How many books have you written? Which is your favorite?

Radical Betrayal will be my third. I have also contributed chapters to three or four anthologies. This is the one I have the greatest expectations of will make a splash in the meaning of creating debate, but, of course, your first book – in my case a political history of Sweden – is special for any author, so that will probably forever be my favorite.

What is the key theme and/or message in the book?

That ideologues, including many modern US Presidents, have twisted the meaning of American Exceptionalism, turning it into a rhetorical tool for a federal nanny state and war-mongering

What do you hope your readers take away from this book?

That they grasp that the story about America they have been told by the US educational system, from preschools to universities, and the media is flawed, biased, and intellectually and ideologically corrupt.

What is the significance of the title?

Radical Betrayal infers that radicals on the left and the right have warped the meaning of American Exceptionalism so badly that it not only has led to the creation of a federal welfare state and wars but also no longer functions as a “glue” holding the US together. Today, due to liberal and neoconservative abuse of exceptionalist notions, America is on the verge of splinting into two, three, or more states.

How many plot ideas are just waiting to be written? Can you tell us about one?

I don’t come up with plots, I just write about real political and historical ones. But, if meaning themes for future books, I have dozens. At least. What I really want to start working on after Radical Betrayal is though a book on human nature’s impact upon historical, political developments. In my head, I call it Nature, Culture, and Politics, but I must to come up with something sexier if I get along publishing it.

What book is currently on your bedside table?

I have three. One on the 30-Year War, one on Medieval Europe, and one about Biblical archeology.

Who is the author you most admire in your genre?

When it comes to American History, David McCullough, no doubt. He was incredible. In other areas, I really enjoy reading Tom Holland, Thomas Sowell, Charles Murray, Steven Pinker… Every genre has its masters, so it’s practically impossible to choose just one!

What do you like to do when you are not writing?

Spend time with my wife.
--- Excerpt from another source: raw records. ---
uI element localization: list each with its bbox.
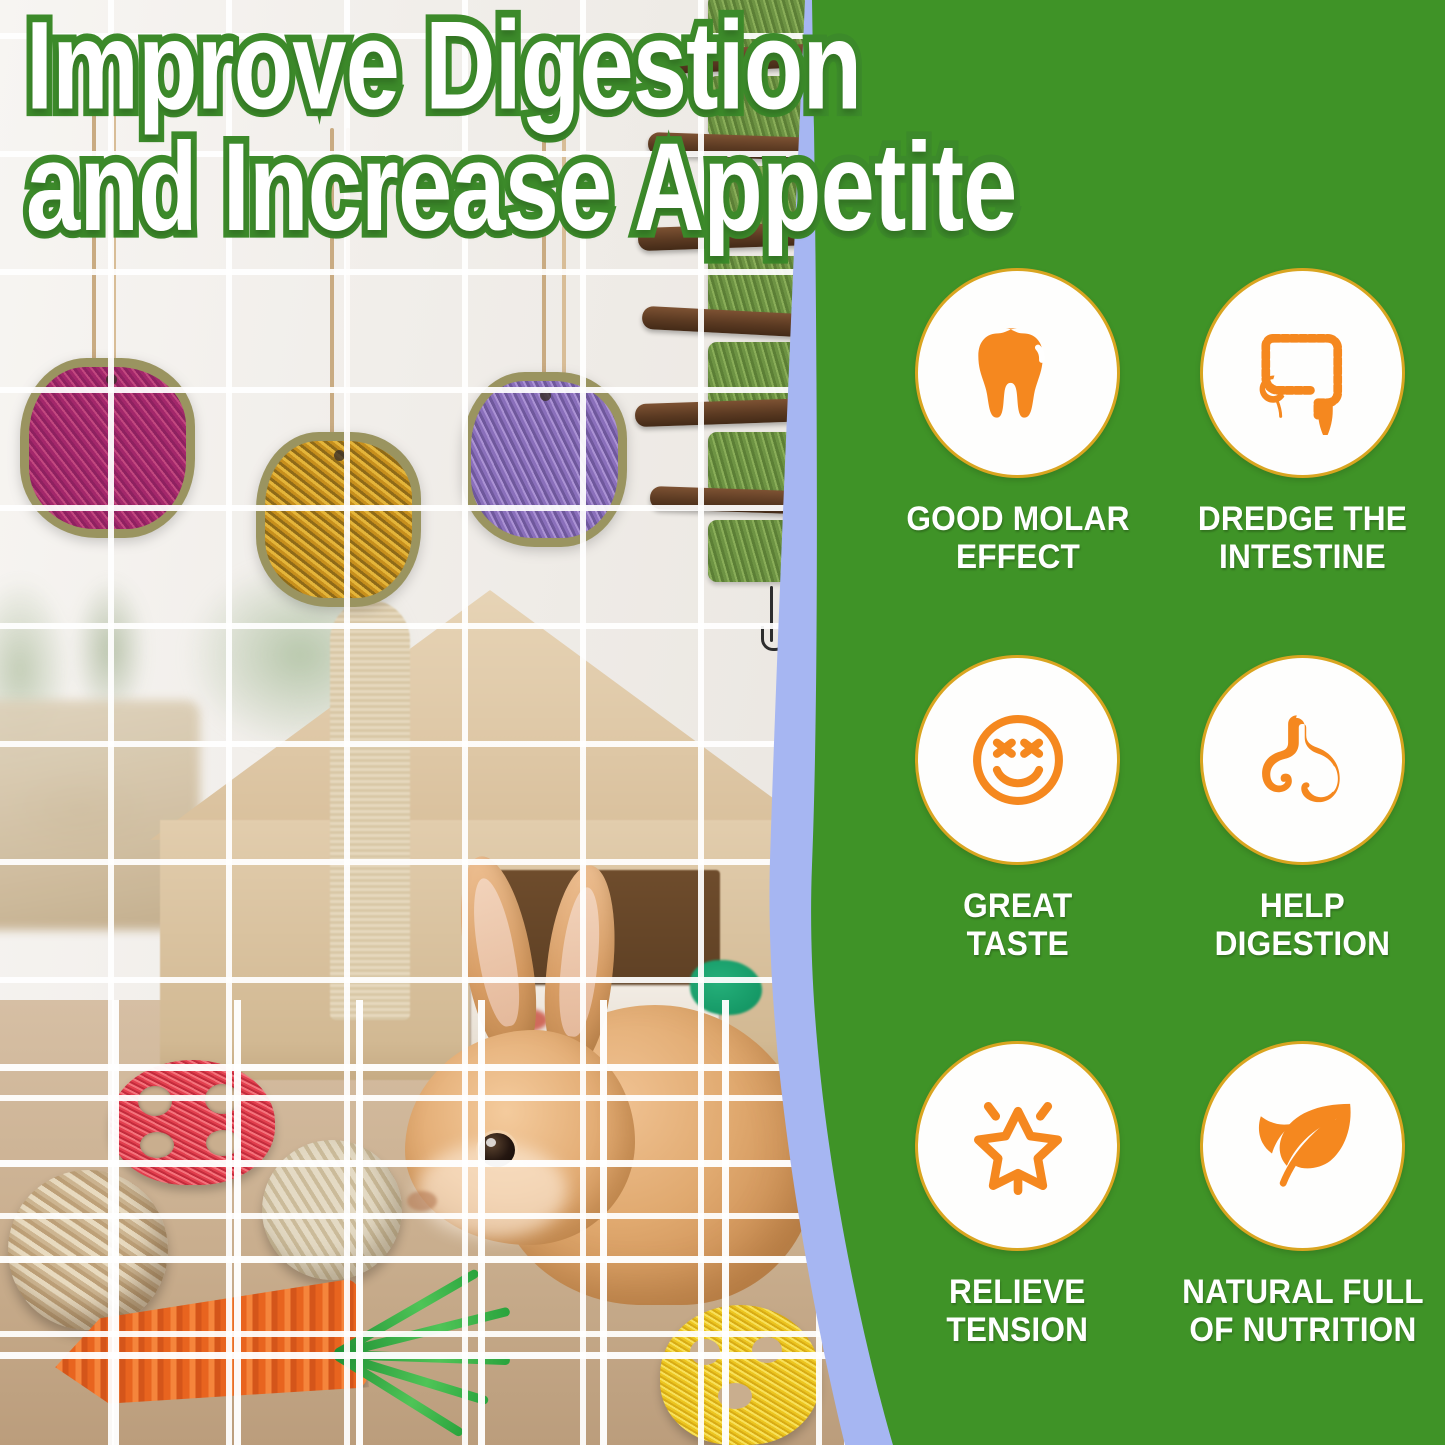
benefit-great-taste: GREAT TASTE — [875, 655, 1160, 1042]
rattan-ball — [8, 1170, 168, 1330]
rabbit-eye — [479, 1133, 515, 1167]
benefit-dredge-the-intestine: DREDGE THE INTESTINE — [1160, 268, 1445, 655]
benefit-label: RELIEVE TENSION — [947, 1273, 1089, 1349]
flower-treat-lavender — [462, 372, 627, 547]
benefits-grid: GOOD MOLAR EFFECT DREDGE THE INTESTINE — [875, 268, 1445, 1428]
benefit-label: DREDGE THE INTESTINE — [1198, 500, 1407, 576]
infographic-page: GOOD MOLAR EFFECT DREDGE THE INTESTINE — [0, 0, 1445, 1445]
benefit-good-molar-effect: GOOD MOLAR EFFECT — [875, 268, 1160, 655]
headline: Improve Digestion and Increase Appetite — [26, 6, 1038, 249]
intestine-icon — [1241, 311, 1365, 435]
corn-husk-ball — [262, 1140, 402, 1280]
benefit-icon-bubble — [1200, 268, 1405, 478]
benefit-label: GOOD MOLAR EFFECT — [906, 500, 1129, 576]
rabbit-nose — [407, 1191, 437, 1211]
yellow-loofah-slice — [660, 1305, 820, 1445]
rabbit — [395, 855, 815, 1325]
star-icon — [956, 1084, 1080, 1208]
benefit-label: NATURAL FULL OF NUTRITION — [1182, 1273, 1424, 1349]
benefit-natural-full-of-nutrition: NATURAL FULL OF NUTRITION — [1160, 1041, 1445, 1428]
benefit-icon-bubble — [915, 1041, 1120, 1251]
leaf-icon — [1241, 1084, 1365, 1208]
stomach-icon — [1241, 698, 1365, 822]
benefit-icon-bubble — [915, 268, 1120, 478]
headline-line-1: Improve Digestion — [26, 6, 1038, 127]
benefit-help-digestion: HELP DIGESTION — [1160, 655, 1445, 1042]
tooth-icon — [956, 311, 1080, 435]
benefit-icon-bubble — [1200, 1041, 1405, 1251]
benefit-icon-bubble — [1200, 655, 1405, 865]
smiley-icon — [956, 698, 1080, 822]
benefit-relieve-tension: RELIEVE TENSION — [875, 1041, 1160, 1428]
benefit-icon-bubble — [915, 655, 1120, 865]
benefit-label: HELP DIGESTION — [1215, 887, 1391, 963]
flower-treat-rose — [20, 358, 195, 538]
benefit-label: GREAT TASTE — [963, 887, 1072, 963]
headline-line-2: and Increase Appetite — [26, 127, 1038, 248]
metal-hook — [770, 586, 773, 642]
red-loofah-slice — [110, 1060, 275, 1185]
flower-treat-marigold — [256, 432, 421, 607]
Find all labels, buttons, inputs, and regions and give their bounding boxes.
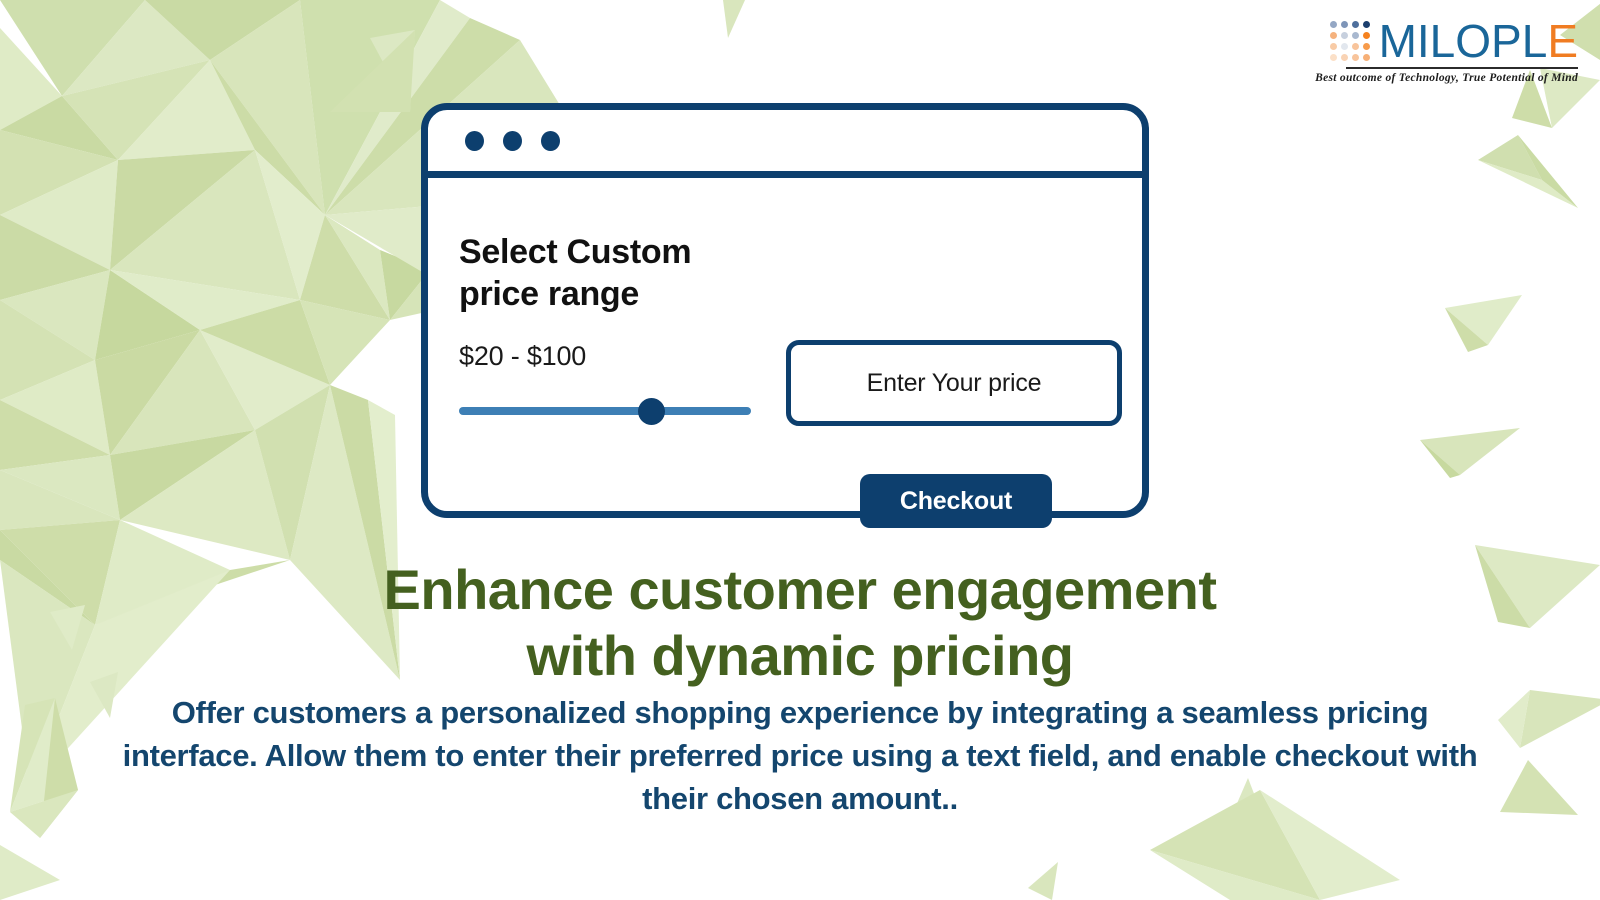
browser-window-mockup: Select Custom price range $20 - $100 Ent… [421,103,1149,518]
slider-thumb[interactable] [638,398,665,425]
brand-wordmark: MILOPLE [1379,18,1578,64]
price-range-value: $20 - $100 [459,341,759,372]
brand-logo: MILOPLE Best outcome of Technology, True… [1315,18,1578,84]
price-range-panel: Select Custom price range $20 - $100 [459,232,759,424]
wordmark-accent: E [1547,15,1578,67]
logo-divider [1346,67,1578,69]
window-dot-maximize-icon[interactable] [541,131,560,151]
slider-track[interactable] [459,407,751,415]
headline: Enhance customer engagement with dynamic… [0,557,1600,688]
window-dot-minimize-icon[interactable] [503,131,522,151]
price-input-placeholder: Enter Your price [867,369,1042,398]
price-range-slider[interactable] [459,398,751,424]
price-input-field[interactable]: Enter Your price [786,340,1122,426]
wordmark-main: MILOPL [1379,15,1548,67]
browser-titlebar [428,110,1142,178]
browser-content: Select Custom price range $20 - $100 Ent… [428,178,1142,511]
subheadline-copy: Offer customers a personalized shopping … [110,692,1490,820]
milople-dotgrid-icon [1330,21,1370,61]
checkout-button[interactable]: Checkout [860,474,1052,528]
price-range-title: Select Custom price range [459,232,759,316]
window-dot-close-icon[interactable] [465,131,484,151]
brand-tagline: Best outcome of Technology, True Potenti… [1315,72,1578,84]
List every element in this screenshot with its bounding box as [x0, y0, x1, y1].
And when she’s occupied, bicycling downtown in our little Florida town and having a couple of beers with good friends.

Excerpt from Radical Betrayal:

Interview with Anders W. Edwardsson, Author of Radical Betrayal

All societies have people deciding which ideas, values, and mores should (not) be shared in public. Such “gatekeepers” historically formed tiny cliques of government officials and religious leaders. However, in the 1700s, philosophers, academics, and others began to join the group. In time, the archetype of this extended gatekeeper gang became The Editor, deciding what should be printed in tomorrow’s newspaper.

Moreover, from the mid-to-late 1800s, nearly all gatekeepers through academic studies became schooled in the positivist-technocratic mindset of the era. And after World War II, as the group was expanded by new scores of administrators, lawyers, engineers, professors, teachers, and others, it swelled into what some scholars have called a New Class, or what’s today often talked about as ‘the deep state.”

Next to pre-Civil War plantation owners, this became the closest America has ever been to having an actual leisure class. Its members also see themselves as the modern embodiment of the Founding Fathers’ natural aristocracy. However, unlike the Founders, they became guided not by tradition, religion, and common sense but by radical ideas and abstract theories, often of foreign origin.